En cherchant à forcer les lignes de la grande vitesse italienne et attaquer Trenitalia sur son pré carré, la SNCF rencontre un adversaire aussi coriace qu’elle quand il s’agit de défendre ses positions en France. Avec deux tiers des parts de marché la compagnie italienne défend les siennes, peut-être pas toujours à la loyale. C’est ce que n’est pas loin de penser l’Autorité italienne de la concurrence qui a ouvert le 21 mars une enquête pour abus de position dominante à l’encontre du groupe ferroviaire Ferrovie dello Stato (FS, maison mère de Trenitalia). Elle le soupçonne de ralentir l’entrée de son concurrent français SNCF Voyages Italia sur le marché de la grande vitesse transalpine.
« L’accès à l’infrastructure ferroviaire nationale et, par conséquent, l’entrée du nouvel opérateur SNCF Voyages Italia sur le marché du transport de passagers à grande vitesse semblent ralentis, voire entravés », explique l’autorité dans un communiqué. Dans son viseur, Rete Ferroviaria Italiana (RFI), le gestionnaire du réseau ferré et filiale de FS, soupçonné d’avoir mis en œuvre une « stratégie d’exclusion » dans « l’attribution des capacités d’infrastructure » à SNCF Voyages Italia. Le gendarme de la concurrence indique avoir mené une opération de visite et saisie dans les bureaux de RFI, de FS, de sa filiale Trenitalia ainsi que dans ceux de la compagnie de chemins de fer privée Italo, « considérés comme étant en possession d’éléments utiles à l’enquête ».

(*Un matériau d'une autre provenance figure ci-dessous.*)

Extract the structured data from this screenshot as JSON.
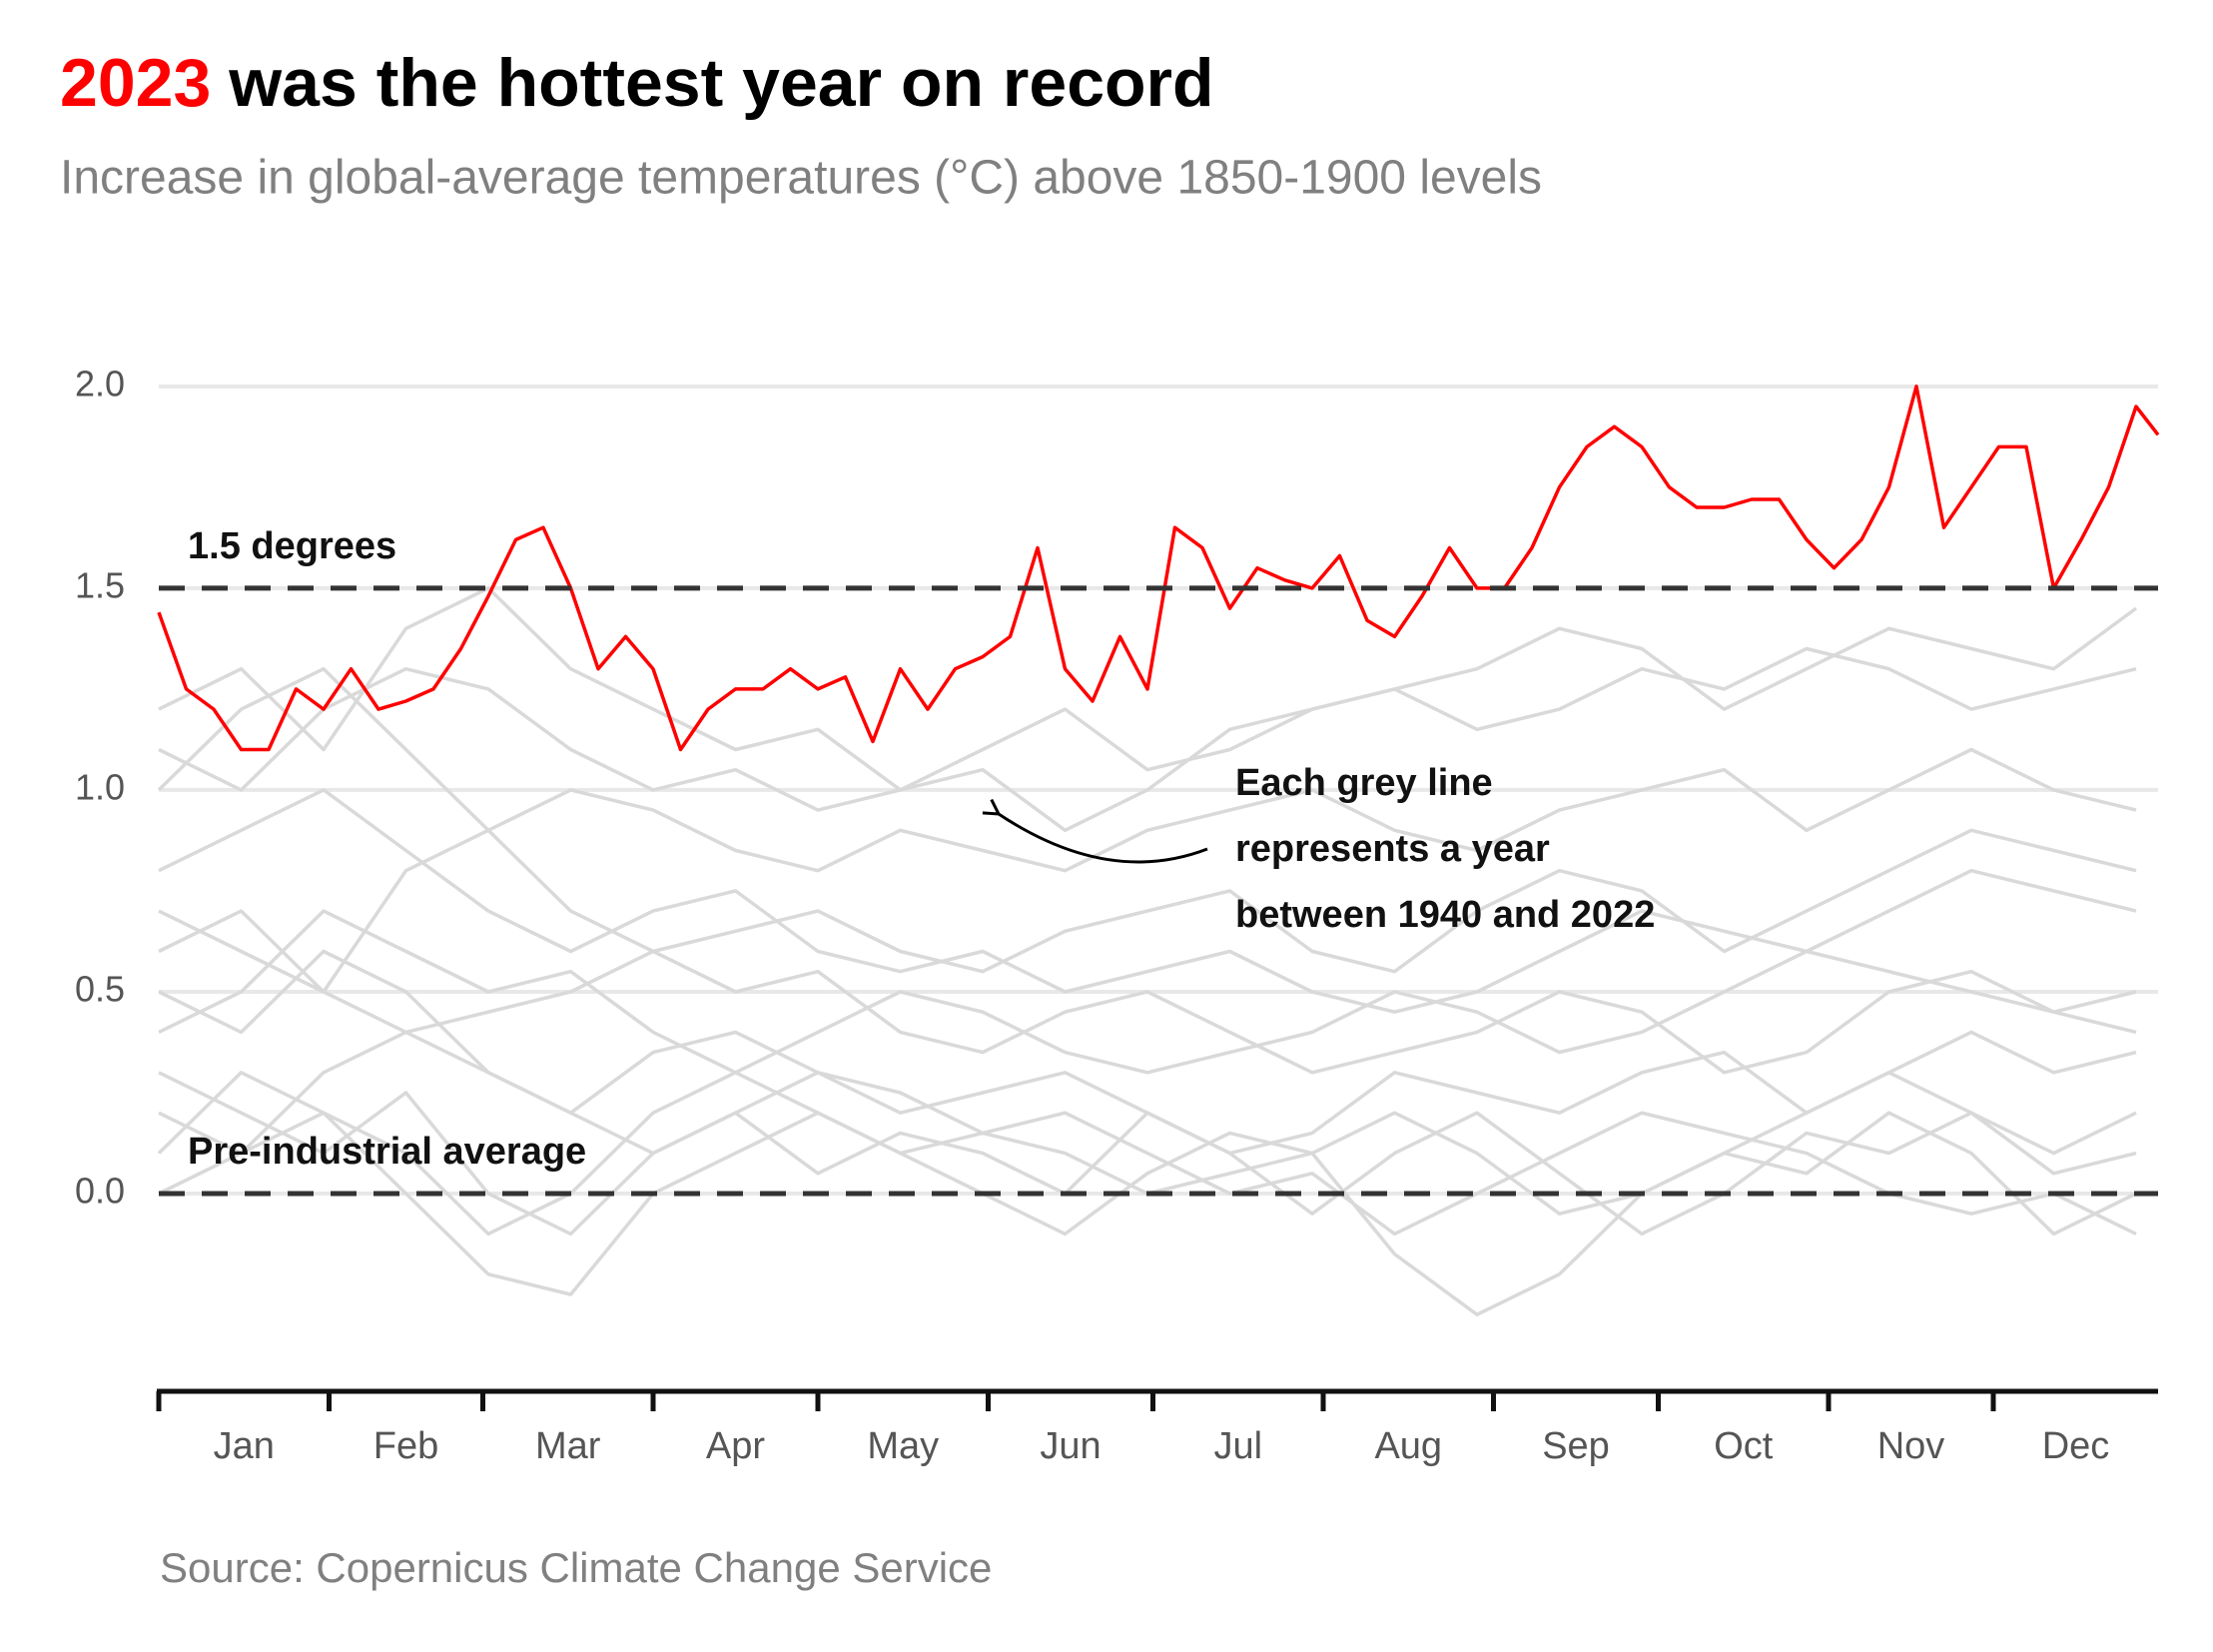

Le groupe ferroviaire italien a réagi en assurant dans un communiqué que ses sociétés « ont pleinement coopéré » avec l’Autorité de la concurrence et « auront l’occasion de démontrer la justesse de leur conduite au cours de la procédure ». De son côté, la SNCF que nous avons contactée n’a pas souhaité réagir.
« Comportement obstructif »
En juin 2024, la SNCF avait annoncé son intention d’élargir son offre en Italie à partir de 2026 avec l’ouverture de plusieurs liaisons intérieures sur la grande vitesse, envisageant d’atteindre 15% des parts de marché d’ici 2030. Avec neuf allers-retours par jour entre Turin, Milan, Rome et Naples et quatre allers-retours entre Turin et Venise, qu’elle exploitera grâce à 15 rames des nouveaux TGV M dont les premières livraisons sont prévues pour le second semestre 2025.
Dès juillet 2023, elle avait formulé une demande d’accord-cadre à RFI sur quinze ans, en vue de se voir attribuer des « capacités adéquates » sur le réseau à grande vitesse italien. Et s’était plaint que le gestionnaire du réseau ferré « ait eu un comportement obstructif » visant à « entraver l’accès à l’infrastructure ferroviaire », lit-on dans le rapport d’instruction du gendarme de la concurrence, que nous avons consulté. RFI aurait eu recours à des « critères de priorité » qui favoriseraient systématiquement les opérateurs historiques déjà présents sur le marché de la grande vitesse au détriment des nouveaux entrants », détaille le rapport.
L’Italie a été le premier pays européen à ouvrir son réseau ferroviaire à la concurrence dès 2004. Outre Trenitalia (qui a percé le marché de la grande vitesse en France fin 2021), la compagnie Italo fait aussi rouler des trains en Italie. Quant à la SNCF, elle n’opère actuellement que sur la ligne internationale Milan-Turin-Paris pour un chiffre d’affaires de 9,5 millions d’euros en 2023 et ne dessert pas d’autres destinations nationales.